Friday, August 24, 2007

One week down...three years to go.

I just finished my first week of law school, and I wanted to write down my thoughts about it so far.

Law school is more demanding than undergrad in a very specific way. The material (so far) has not always been more difficult than the material I saw in college. The biggest change is the way in which students are held accountable for doing the work. In undergrad, your performance was evaluated, semi-anonymously, apart from class time. You turned in papers, the professor graded them and handed them back. Other students didn't see your work unless you showed them yourself.

Although most of our grades in law school are based on a final exam, we're evaluated on our performance every day. Professors call student names from the roll, and if you don't know the answer to a question, they embarrass you. It's an extremely motivational way to get students to do the reading.

It's also mentally exhausting.

Monday, August 20, 2007

I done good.

The University of Alabama won the #19 spot in Princeton Review's top 20 party schools of 2007.

Monday, August 13, 2007

I almost had a heart attack.

Maybe not a heart attack. It was more like an acute rush of embarrassment. A few days ago, I emailed my picture to the University of Alabama's law school, for (what I thought was) my student ID. I picked out a nice, respectable looking picture of myself from college graduation. In the picture, I'm wearing a strapless dress and pearls, and the side of my mom's face is slightly visible where I cropped her out. However presentable, the photo was absolutely casual.

When I realized the picture was for the online student photo directory instead of my personal ID card, I rushed to the law school's website to see what type of pictures the other students had sent in. I clicked on the class of 2008 -- the first class listed -- and found that the power suits were out in full force. Every picture was formal and taken by a professional photographer.
Great, now I'm going to be "that hippie girl" who sent in her Facebook picture for the law school directory.
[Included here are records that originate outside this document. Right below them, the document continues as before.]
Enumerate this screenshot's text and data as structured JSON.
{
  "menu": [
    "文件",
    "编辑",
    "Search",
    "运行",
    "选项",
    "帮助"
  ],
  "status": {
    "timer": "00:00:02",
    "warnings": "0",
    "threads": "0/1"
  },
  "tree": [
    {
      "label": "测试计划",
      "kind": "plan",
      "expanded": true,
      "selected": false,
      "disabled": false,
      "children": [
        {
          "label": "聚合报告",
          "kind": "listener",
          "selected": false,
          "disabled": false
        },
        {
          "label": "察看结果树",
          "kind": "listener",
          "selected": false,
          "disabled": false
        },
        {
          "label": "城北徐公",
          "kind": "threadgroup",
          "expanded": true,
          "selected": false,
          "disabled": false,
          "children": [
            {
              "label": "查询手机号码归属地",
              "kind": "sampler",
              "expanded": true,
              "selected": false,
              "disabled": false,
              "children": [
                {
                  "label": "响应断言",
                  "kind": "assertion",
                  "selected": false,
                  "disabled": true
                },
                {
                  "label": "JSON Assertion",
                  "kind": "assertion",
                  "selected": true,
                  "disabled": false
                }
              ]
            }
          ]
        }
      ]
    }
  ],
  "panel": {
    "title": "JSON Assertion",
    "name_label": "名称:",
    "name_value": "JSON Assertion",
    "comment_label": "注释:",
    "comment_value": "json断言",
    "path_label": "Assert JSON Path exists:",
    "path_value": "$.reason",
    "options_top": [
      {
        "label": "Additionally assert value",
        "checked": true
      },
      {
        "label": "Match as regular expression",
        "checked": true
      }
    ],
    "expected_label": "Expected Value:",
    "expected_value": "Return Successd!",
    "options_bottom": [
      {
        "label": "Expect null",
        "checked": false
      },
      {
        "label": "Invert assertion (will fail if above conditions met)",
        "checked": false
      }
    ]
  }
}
Then I checked what I should have checked originally. In my own class photo directory, the class of 2010, the pictures were blatantly casual. My wavy hair-down strapless-dress picture fit in perfectly with the vibe of the rest of the pictures. Power suits were in the minority, and tanned faces cropped from bright vacation pictures ruled the day. What's going on here? Is the south becoming more casual? Is the practice of law becoming more casual?